I wrote that side some angry letters over the years. For a long time, there were strong signals they arrogantly thought that "nationalist leader [who] looked really dangerous" was actually an opportunity for them to win on an unpopular platform that appealed to their elites. They did some really stupid shit that undermined their credibility.

It was never about "the democrats aren't perfect", I think we gave up a long time ago on politicians that would actually push things forward. Nope, it was more like here is the "status quo" (things don't get better but they don't get worse either) and here is "batsh*t crazy" (99% chance things get really bad). And I guess that's what many Trump supporters are going for: they know Trump is nuts, but they don't want to see the status quo stand. They want destruction while hoping that they will come out better for it.
I think this is the natural outcome mode of Anarcho-liberalism on the left versus populism on the right, as demonstrated in many countries around the world.
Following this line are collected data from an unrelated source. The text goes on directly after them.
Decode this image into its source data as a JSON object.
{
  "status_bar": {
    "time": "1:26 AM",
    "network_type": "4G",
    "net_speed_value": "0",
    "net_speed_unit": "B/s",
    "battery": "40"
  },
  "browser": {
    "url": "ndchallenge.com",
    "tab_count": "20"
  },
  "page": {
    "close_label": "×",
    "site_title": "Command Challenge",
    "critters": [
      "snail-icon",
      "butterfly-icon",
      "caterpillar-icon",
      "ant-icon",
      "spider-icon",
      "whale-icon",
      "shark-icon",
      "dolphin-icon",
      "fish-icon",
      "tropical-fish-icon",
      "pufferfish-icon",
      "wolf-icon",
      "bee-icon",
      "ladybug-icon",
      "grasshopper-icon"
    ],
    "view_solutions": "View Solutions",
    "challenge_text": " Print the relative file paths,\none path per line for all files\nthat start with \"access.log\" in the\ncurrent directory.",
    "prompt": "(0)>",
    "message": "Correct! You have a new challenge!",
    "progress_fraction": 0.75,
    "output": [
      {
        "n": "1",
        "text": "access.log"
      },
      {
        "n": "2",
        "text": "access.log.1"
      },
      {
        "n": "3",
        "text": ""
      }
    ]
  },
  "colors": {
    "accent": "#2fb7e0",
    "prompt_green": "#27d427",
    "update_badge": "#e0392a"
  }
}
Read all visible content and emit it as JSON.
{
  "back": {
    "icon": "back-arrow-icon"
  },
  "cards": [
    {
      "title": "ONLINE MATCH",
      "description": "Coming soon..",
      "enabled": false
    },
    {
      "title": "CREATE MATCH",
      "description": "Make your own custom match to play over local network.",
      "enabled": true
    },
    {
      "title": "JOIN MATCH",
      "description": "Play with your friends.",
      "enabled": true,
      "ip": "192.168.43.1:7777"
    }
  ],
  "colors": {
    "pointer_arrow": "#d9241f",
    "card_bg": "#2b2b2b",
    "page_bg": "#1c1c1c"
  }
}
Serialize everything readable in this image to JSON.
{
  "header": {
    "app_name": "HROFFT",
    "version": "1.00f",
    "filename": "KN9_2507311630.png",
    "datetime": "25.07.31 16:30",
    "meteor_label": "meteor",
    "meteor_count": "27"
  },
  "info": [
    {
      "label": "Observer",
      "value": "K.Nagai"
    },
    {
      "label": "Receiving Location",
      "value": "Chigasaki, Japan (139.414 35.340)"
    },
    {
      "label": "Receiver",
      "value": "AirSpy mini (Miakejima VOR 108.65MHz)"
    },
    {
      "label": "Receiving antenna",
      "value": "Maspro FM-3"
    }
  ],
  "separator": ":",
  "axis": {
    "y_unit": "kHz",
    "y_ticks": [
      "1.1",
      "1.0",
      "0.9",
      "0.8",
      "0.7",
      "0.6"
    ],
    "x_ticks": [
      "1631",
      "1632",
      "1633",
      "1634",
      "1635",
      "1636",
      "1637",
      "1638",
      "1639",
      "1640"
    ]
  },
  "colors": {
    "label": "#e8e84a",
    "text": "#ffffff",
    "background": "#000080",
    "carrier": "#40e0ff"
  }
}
Turns out leftist anarcho-liberal movements mean they simultaneously fuel the right, but ultimately fail due to lack of organization and platform coherence.

It’s weird because Trump emboldens the far left locally. Here in Seattle, we have some crazy city council members that can only get elected when Trump is President (it’s been drifting right since the end of Trump’s last term). Turns out leftist anarchy-liberal movements are fueled by rightist authoritarian-conservative movements as well. And some of us really want moderates running things, not extremists on either side.
> He is your president.

I didn't vote for him. With the way our electoral college works I didn't really even have a voice in this election.

He's The President the people of PA, MI, and GA wanted tho.

So no, he's not "my President".

Doesn't matter what you think or didn't do, he is still your President.
The electoral college is your system.
Was here before I was born, I didn't choose this system. I'm stuck with it.
In fact we seem to be keeping our enemies closer.
OK if you want to be isolationist and retreat to a haughty vantage point in your ivory tower, but to isolate in ignominy by purposefully pissing off all your friends and acquaintances is so strange to me.

Is it America First or America Alone?

> Previously, we were friendshoring.

Of all the places to "friendshore," Taiwan is probably the worst due to its location and vulnerability.

> Of all the places to "friendshore," Taiwan is probably the worst due to its location and vulnerability

Perhaps we need to learn the value of strategic depth the hard way. Rome had to be sacked, in the 5th century BCE, to become strong. And this time, most of us can fly out while the violence settles.